The means of meeting these heightened duties and rights on the part of tribal governments and the Tribal Healing to Wellness Court is the careful negotiation and carrying out of written agreements, which take form in policies and procedures, interagency agreements, third- party (often service provider) contracts, and intergovernmental agreements (to solve jurisdictional problems and fill service gaps). There are four types of instruments that are critical to successful Tribal Healing to Wellness Court operations:
(1) Intergovernmental agreements between tribes and states for joint or shared service provision (in the areas of court, probation, and law enforcement),
(2) Tribal Healing to Wellness Court interagency agreements (particularly in the areas of alcohol and drug testing and case management),
(3) Tribal Healing to Wellness Court team policies and procedures, and (4) Third-party service-provider contracts (particularly for licensed alcohol and drug treatment and mental health provider services).
We focus here on the second instrument as a starting point for all the others—the Tribal Healing to Wellness Court interagency agreement. The focal activity is case
management.
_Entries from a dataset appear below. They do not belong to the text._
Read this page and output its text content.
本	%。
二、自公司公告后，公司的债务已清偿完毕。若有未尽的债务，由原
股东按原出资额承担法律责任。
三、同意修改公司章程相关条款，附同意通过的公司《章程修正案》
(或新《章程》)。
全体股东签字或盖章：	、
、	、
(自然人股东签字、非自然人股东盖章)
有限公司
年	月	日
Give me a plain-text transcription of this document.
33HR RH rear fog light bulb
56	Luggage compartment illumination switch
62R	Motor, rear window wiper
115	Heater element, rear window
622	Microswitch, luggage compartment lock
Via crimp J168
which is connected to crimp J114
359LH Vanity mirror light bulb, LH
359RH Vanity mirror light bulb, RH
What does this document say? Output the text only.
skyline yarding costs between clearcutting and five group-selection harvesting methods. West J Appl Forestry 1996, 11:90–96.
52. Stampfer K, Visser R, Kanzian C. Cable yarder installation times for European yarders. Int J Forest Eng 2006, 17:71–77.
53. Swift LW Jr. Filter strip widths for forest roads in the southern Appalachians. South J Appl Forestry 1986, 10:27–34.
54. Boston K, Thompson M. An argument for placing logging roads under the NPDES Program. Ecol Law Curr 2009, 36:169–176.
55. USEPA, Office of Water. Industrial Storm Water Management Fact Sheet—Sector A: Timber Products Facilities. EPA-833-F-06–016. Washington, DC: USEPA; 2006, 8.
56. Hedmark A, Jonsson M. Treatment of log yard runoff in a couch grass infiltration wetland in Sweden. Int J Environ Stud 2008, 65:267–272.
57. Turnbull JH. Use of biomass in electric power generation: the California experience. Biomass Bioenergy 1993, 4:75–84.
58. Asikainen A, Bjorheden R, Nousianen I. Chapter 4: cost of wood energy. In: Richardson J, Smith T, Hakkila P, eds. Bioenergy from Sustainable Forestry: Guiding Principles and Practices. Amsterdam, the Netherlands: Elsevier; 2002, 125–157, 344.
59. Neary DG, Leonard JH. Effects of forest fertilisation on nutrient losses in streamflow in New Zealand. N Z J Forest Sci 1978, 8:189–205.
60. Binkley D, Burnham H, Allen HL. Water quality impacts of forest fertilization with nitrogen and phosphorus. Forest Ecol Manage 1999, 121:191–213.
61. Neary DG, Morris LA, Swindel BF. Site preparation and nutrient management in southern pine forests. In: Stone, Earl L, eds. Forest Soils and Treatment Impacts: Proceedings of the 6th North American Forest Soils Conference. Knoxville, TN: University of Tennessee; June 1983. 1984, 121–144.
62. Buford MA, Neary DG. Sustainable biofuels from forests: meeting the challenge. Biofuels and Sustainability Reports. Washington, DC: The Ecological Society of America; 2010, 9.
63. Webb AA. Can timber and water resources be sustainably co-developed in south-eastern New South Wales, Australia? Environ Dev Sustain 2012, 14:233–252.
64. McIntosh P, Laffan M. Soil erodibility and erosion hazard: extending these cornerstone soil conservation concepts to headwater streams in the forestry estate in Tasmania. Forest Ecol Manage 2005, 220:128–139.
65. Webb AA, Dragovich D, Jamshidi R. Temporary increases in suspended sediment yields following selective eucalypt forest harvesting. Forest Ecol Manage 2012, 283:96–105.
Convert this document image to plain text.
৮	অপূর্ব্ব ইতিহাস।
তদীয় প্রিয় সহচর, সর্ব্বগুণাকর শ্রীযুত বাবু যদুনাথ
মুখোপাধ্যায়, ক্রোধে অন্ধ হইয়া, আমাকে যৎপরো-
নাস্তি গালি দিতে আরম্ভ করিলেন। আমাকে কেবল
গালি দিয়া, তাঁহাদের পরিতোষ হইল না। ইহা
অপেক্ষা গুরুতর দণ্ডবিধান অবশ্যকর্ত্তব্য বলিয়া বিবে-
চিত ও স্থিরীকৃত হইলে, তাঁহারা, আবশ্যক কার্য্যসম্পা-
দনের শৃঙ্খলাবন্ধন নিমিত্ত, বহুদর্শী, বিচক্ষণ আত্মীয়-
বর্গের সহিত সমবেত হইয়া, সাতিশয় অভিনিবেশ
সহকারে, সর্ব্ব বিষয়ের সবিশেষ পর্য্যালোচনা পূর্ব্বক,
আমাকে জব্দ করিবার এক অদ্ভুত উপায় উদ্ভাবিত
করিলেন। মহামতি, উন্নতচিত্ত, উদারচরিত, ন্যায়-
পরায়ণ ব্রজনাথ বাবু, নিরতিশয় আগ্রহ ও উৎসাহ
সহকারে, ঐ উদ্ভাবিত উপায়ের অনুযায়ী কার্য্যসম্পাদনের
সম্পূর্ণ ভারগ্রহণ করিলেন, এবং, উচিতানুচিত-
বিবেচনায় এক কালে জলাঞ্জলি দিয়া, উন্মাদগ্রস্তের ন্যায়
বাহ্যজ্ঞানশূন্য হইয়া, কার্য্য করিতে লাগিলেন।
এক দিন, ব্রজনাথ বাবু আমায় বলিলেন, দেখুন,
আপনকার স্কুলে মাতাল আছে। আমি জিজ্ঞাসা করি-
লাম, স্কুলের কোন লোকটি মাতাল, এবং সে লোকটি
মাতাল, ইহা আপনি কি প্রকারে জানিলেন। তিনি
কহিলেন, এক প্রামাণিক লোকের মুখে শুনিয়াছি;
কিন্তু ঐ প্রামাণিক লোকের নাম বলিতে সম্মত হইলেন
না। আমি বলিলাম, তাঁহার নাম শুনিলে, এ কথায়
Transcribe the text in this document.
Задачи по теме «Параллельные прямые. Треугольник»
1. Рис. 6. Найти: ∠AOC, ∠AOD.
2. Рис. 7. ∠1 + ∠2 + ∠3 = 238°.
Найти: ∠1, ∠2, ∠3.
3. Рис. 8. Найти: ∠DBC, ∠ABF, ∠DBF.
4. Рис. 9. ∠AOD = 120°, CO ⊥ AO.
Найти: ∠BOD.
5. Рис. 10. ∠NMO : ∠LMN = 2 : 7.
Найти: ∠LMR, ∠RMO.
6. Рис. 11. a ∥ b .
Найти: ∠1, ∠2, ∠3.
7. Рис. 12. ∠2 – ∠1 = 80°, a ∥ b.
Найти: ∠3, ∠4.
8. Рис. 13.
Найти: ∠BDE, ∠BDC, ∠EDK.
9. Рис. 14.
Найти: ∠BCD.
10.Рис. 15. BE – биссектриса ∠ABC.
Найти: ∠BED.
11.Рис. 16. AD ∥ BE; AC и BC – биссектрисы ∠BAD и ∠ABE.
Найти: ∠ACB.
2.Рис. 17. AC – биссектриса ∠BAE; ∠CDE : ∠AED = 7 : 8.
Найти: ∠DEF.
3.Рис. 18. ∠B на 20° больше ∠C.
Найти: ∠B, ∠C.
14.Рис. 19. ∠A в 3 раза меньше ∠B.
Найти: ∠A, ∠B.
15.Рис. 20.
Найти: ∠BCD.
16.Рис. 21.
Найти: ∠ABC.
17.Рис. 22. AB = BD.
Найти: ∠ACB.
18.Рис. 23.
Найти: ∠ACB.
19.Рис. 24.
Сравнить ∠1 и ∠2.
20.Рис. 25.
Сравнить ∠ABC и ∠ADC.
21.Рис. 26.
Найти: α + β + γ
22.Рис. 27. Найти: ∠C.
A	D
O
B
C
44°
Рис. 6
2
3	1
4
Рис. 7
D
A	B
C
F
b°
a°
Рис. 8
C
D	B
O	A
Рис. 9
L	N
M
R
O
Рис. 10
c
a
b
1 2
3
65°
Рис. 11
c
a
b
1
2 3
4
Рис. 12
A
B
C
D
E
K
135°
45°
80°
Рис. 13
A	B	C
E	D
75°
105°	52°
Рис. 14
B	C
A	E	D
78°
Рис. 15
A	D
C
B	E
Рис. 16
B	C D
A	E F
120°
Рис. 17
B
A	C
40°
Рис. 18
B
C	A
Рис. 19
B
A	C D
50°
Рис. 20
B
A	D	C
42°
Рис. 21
Drug court professionals now recognize that case management should join “the big three”—judicial leadership, treatment, and supervision—as critical to making a drug court work.
The Tribal Healing to Wellness Court interagency agreement (or MOA) should
contain, for example, provisions governing how critical real-time information is shared,
documented, and reported—negative and positive—including drug test results, treatment attendance (or lack thereof), law enforcement contact or new arrest, change of address, change of employment, report of alcohol or drug use (with or without a drug test result), physical health or mental health setbacks, or advancements and living condition changes. Not all new information need be exchanged. The point is to manage actionable information or information requiring a team response. The Tribal Healing to Wellness Court team policies and procedures should be developed in tandem with the above agreement.